A pain in the tech
Have you ever been part of a 10 Out of 12 rehearsal? Tell us here!
Until recently, the term 10 Out of 12 was little known outside of the professional theatre community. One of a long list of Actors’ Equity Association rules for union members, it’s a 12-hour rehearsal day in which a maximum of 10 hours are spent working on lights, sound, costumes, and other technical elements. Elongated rehearsals like these aren’t the norm; in fact, Equity stipulates that 10 Out of 12 rehearsals may only take place during the seven days prior to a production’s first public performance, in other words, tech week.
Does all of this sound dry and kind of boring?
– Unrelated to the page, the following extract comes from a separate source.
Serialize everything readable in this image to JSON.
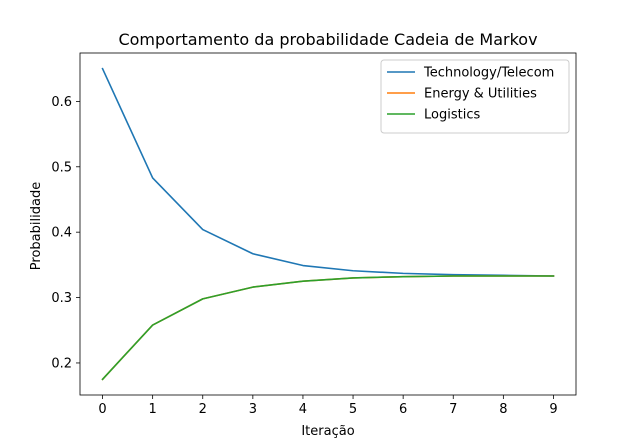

Well, perhaps it is, and yet 10 Out of 12 rehearsals are essential when prepping a show to open. Interestingly, experimental playwright Anne Washburn was so inspired by the reams of notes she took during 10 Out of 12 rehearsals for her shows over the years, she wrote a play about it called (you guessed it) 10 Out of 12, which ran at Soho Rep in 2015. Not only did audiences become familiar with the term, they also got a taste of the grueling, complicated, and intense nature of these rehearsals by watching the (in)action onstage while listening to the backstage chatter between stage managers and designers on headsets.
When interviewed about the play (on a break during a 10 Out of 12 rehearsal, of course), Washburn told The New York Times that she wanted to convey how a technical rehearsal is “immensely boring, but then immensely sort of interesting and weird.” The director, Les Waters, added, “It’s physically damaging, and it can be emotionally damaging. I think you lose a bit of yourself in tech…I’ve seen people lose it and shout and throw things.” Hmmm, maybe 10 Out of 12 rehearsals aren’t so boring after all!